Now some people like to act like things come easy to them, won’t let on that they practice. Not me. I’ll high-prance down 34th Street like a rodeo pony to keep my knees strong . . . 

On the day of the May Day races, Squeaky is verbally challenged about her winning streak.  Rosie comes up to Squeaky and taunts her.  

“I don’t think you’re going to win this time,” says Rosie . . . 

Of course Squeaky feels the need to defend her title, but Squeaky doesn't feel that her legs should do all of the work.  She responds with a taunt of her own.

“I always win cause I’m the best,” I say straight at Gretchen who is, as far as I’m concerned, the only one talking in this ventriloquist-dummy routine.

This verbal exchange goes on for a bit; however, it changes to focus on a second conflict in the story.  Squeaky feels the need to protect her older brother, Raymond.   She tells readers this in the beginning of the story.  

And I don’t play the dozens or believe in standing around with somebody in my face doing a lot of talking. I much rather just knock you down and take my chances even if I am a little girl with skinny arms and a squeaky voice, which is how I got the name Squeaky.

But it's when the three girls are taunting Squeaky and Raymond that readers get to see Squeaky's protection of her brother in action.  

“What grade you in now, Raymond?”

“You got anything to say to my brother, you say it to me, Mary Louise Williams of Raggedy Town, Baltimore.”

“What are you, his mother?” sasses Rosie.

“That’s right, Fatso. And the next word out of anybody and I’ll be their mother too.”

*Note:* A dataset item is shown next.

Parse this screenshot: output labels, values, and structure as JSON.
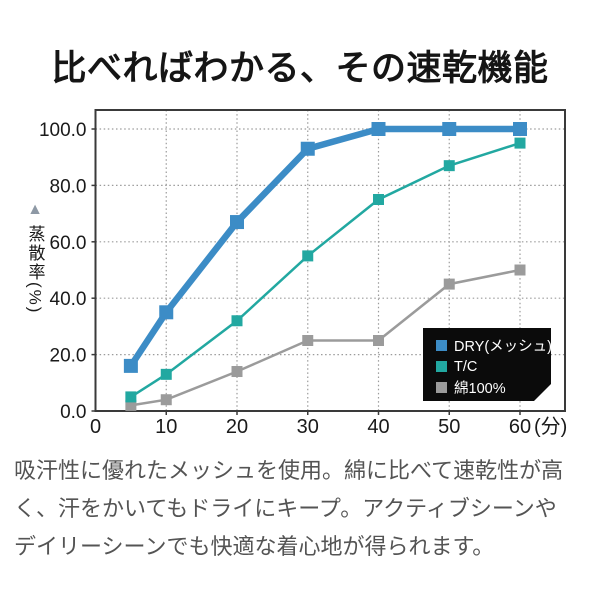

jameadows eNotes educator| Certified Educator

The conflict of "Raymond's Run" is about how Squeaky is going to prove herself, both as a runner and as a protective sister to Raymond. One quote related to this conflict is "But now, if anybody has anything to say to Raymond, anything to say about his big head, they have to come by me." Squeaky is very protective of Raymond, albeit in the way a sister would typically defend a small younger sibling. In actuality, Raymond is older than Squeaky is. Later, she figures out a way to protect Raymond and champion him without treating him like a small child. When she is running in the May Day races, she thinks, "it occurred to me that Raymond would make a very fine runner. Doesn’t he always keep up with me on my trots?" She decides at the end of the story to prove herself and help Raymond at the same time by coaching him as a runner.

In the meantime, while Squeaky is trying to figure out how to protect Raymond, she attempts to prove herself as a runner. She says, "Now some people like to act like things come easy to them, won’t let on that they practice. Not me. I’ll high-prance down 34th Street like a rodeo pony to keep my knees strong." Squeaky is determined to win races to prove her mettle, and she'll work hard to do so.